Factors in Severity Assessment

  • The magnitude of the potential misstatement (could it be material?)
  • The likelihood of the misstatement occurring
  • Whether compensating controls exist that mitigate the deficiency
  • The nature of the affected accounts and disclosures
  • The volume and monetary value of transactions processed through the control

Remediation

When a deficiency is identified, develop a remediation plan that includes:

  1. Root cause analysis – Why did the control fail? Was it a design issue, an execution issue, or both?
  2. Corrective action – What changes will be made to the control design, the process, the technology, or the personnel?
  3. Timeline – When will the remediation be implemented and ready for testing?
  4. Validation – How will management confirm that the remediated control is operating effectively? This typically requires testing the redesigned control over a sufficient period.

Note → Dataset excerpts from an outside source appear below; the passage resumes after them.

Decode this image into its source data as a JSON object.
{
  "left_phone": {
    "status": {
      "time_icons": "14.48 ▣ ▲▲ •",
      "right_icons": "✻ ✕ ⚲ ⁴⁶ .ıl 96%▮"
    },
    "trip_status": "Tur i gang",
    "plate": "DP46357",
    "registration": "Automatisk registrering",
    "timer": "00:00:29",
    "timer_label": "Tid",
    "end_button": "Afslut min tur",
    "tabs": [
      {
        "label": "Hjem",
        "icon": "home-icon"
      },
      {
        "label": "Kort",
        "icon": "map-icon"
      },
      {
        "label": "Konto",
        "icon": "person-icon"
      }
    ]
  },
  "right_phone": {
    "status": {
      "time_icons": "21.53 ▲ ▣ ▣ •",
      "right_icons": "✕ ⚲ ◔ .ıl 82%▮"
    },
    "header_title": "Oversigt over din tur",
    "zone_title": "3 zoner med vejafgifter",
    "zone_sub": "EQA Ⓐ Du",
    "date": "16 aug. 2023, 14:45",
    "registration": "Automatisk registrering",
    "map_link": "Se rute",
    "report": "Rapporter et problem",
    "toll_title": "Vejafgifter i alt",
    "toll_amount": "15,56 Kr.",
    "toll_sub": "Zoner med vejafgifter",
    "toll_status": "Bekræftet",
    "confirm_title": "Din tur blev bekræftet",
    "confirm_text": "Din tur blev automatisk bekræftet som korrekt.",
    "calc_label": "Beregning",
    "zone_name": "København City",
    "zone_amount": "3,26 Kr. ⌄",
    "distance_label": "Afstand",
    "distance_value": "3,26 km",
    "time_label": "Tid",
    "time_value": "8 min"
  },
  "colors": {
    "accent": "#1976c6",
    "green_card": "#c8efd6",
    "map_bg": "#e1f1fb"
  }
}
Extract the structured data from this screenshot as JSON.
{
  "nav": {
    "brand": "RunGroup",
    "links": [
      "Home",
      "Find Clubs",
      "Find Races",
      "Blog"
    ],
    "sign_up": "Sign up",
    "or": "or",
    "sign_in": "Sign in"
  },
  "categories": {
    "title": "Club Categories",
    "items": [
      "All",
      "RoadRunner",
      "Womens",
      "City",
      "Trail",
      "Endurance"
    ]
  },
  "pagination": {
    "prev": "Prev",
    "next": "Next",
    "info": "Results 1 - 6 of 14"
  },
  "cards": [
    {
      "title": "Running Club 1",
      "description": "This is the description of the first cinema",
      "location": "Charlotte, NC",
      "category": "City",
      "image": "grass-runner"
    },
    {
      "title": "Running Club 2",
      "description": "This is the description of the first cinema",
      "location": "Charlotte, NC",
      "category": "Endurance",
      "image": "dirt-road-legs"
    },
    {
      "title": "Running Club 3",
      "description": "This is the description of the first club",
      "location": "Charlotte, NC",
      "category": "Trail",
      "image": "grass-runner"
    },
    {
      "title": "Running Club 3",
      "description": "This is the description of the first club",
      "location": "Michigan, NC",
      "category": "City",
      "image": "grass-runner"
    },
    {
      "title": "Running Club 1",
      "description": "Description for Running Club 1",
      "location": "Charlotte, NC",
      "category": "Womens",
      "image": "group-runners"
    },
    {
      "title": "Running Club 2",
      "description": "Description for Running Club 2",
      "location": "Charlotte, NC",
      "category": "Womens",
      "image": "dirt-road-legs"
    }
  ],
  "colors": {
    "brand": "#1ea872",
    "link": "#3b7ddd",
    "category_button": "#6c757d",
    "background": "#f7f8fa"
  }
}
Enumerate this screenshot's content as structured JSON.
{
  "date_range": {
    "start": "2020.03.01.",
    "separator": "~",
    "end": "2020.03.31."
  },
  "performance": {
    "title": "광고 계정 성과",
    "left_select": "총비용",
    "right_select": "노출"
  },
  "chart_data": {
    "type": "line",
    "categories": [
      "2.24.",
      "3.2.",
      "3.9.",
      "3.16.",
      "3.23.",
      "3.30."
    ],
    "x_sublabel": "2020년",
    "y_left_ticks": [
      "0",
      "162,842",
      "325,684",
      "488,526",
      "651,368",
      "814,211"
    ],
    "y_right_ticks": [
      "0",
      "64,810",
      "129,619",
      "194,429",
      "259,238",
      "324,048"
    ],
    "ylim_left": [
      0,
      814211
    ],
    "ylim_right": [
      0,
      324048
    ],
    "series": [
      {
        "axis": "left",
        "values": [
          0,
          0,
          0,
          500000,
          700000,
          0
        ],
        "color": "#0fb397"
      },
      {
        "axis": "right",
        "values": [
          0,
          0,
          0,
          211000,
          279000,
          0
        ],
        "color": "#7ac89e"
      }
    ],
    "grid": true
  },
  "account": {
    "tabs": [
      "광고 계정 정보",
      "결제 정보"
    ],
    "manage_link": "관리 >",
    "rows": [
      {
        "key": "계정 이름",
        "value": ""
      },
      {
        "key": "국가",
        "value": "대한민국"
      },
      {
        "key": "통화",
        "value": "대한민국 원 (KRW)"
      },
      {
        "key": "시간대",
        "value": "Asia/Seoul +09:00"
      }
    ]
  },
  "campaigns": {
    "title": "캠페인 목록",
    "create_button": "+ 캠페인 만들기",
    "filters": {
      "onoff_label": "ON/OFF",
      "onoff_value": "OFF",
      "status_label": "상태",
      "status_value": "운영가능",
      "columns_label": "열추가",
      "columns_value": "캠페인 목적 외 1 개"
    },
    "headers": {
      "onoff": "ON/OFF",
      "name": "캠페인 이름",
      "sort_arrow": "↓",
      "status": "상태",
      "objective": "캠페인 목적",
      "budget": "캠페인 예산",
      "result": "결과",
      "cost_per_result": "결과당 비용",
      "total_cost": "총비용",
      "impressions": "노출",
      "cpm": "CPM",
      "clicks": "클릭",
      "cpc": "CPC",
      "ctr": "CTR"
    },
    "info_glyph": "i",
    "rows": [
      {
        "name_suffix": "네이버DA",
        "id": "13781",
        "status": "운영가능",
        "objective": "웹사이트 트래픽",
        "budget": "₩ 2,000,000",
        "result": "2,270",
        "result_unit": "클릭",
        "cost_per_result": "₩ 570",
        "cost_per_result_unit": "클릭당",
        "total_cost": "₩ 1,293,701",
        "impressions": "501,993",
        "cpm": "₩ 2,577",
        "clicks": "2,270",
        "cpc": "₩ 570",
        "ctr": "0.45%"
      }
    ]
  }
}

Building a Sustainable ICFR Program

Embed Controls in Daily Operations

Controls should not feel like a separate compliance activity layered on top of the business process. The most effective controls are built into the process itself – automated validations, system-enforced workflows, and exception-based reviews.

Invest in Training

Control owners must understand not just what they are supposed to do, but why. Annual training on ICFR responsibilities, documentation standards, and common pitfalls reduces the likelihood of control failures.

Maintain a Living Control Matrix

The risk and control matrix (RCM) is a living document that should be updated whenever processes change, systems are replaced, or new risks emerge. Assign ownership of the RCM to a specific team (typically internal audit or the controllership) and require an annual refresh.

Leverage Technology

GRC (Governance, Risk, and Compliance) platforms can automate control testing, track deficiency remediation, and provide dashboards for management and the audit committee. For organizations with a large number of controls, the efficiency gains from automation are substantial.

Coordinate with External Auditors

Maintain an ongoing dialogue with your external auditors about the scope of the ICFR assessment, the testing approach, and any emerging risks. Surprises during the audit are almost always more expensive than proactive communication.

Final Thoughts

ICFR is often perceived as a burden, but it is better understood as the infrastructure that makes reliable financial reporting possible. Organizations that view internal controls as a strategic investment – rather than a compliance cost – build faster closes, fewer audit adjustments, stronger investor confidence, and more resilient operations. The key is to design controls that are practical, well-documented, and embedded in the way the business actually operates, not bolted on as an afterthought.